The first model of the Oceanis Yacht range is characterized by an eye-catching sporty line recognizable among thousands.

Lined with large windows, she boasts a strikingly elegant profile. She is reassuring to handle and finds full expression in a chined hull, twin rudders and a sail plan that is perfectly balanced. This new flagship, available in 3 or 4-cabin configuration, accommodates family and friends with all the comfort at sea you've come to expect from Beneteau.



The German-Danish TeamGaebler and the specialty chemicals company Evonik from Essen have joined forces to bring high-tech sailing to a new level. "Our SpeedFoiler is an ultra-lightweight, foiling catamaran that will achieve exceptional performance never before seen in our sport," announced Olympic medalist Roland Gaebler.

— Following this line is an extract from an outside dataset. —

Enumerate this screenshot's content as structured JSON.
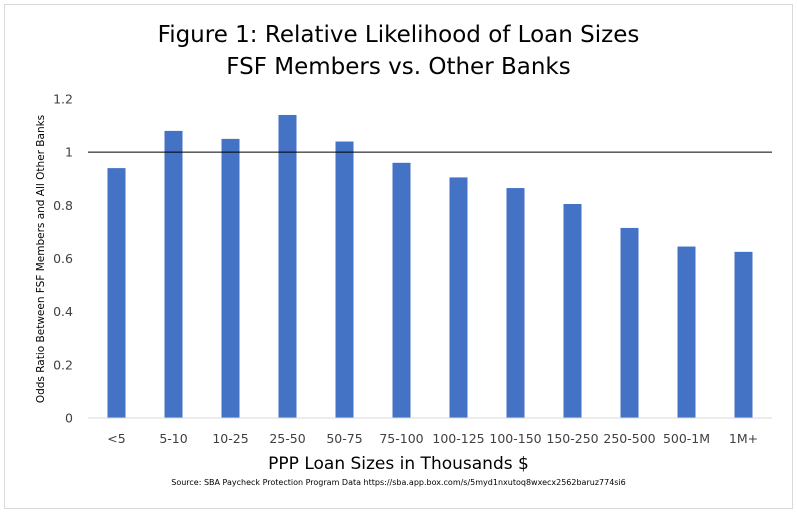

The new boat class, which is sailed by two persons in the trapeze, is not only aimed at professionals. Ambitious amateurs can also use the SpeedFoiler to compete in open regattas. The first prototype of the 7.62-meter-long SpeedFoiler is currently in the planning stage and will be built in the summer.

The SpeedFoiler was designed for the FoilingWorldCup and the Little Cup and has the dimensions of a C-class multihull: The length is 7.62 m, and the width is 4.26 m. The mast height is 12 m. The sail area ranges from 90 square meters (light wind) to 28 square meters (strong wind). Martin Fischer, an eminently respected multihull and hydrofoil designer, worked on the project.

Letters To The Editor -
Letters are limited to 350 words. No personal attacks are permitted. We do require your name but your email address will not be published without your permission.

* From John Burnie: BREXIT is confirmed - not one GBR entry in the ORC World Championship, currently taking place in Copenhagen. And with no entries from NZ, AUS, USA or from any other significant sailing nation from various parts of the world one has to wonder how significant this regatta is as a "world championships".

ISAF should take note regarding this - so far they have failed to endorse any IRC World Championships event on the basis that the IRC rule is too parochial. If the ORC Worlds were to be held say in Sydney I wonder how many entries would appear?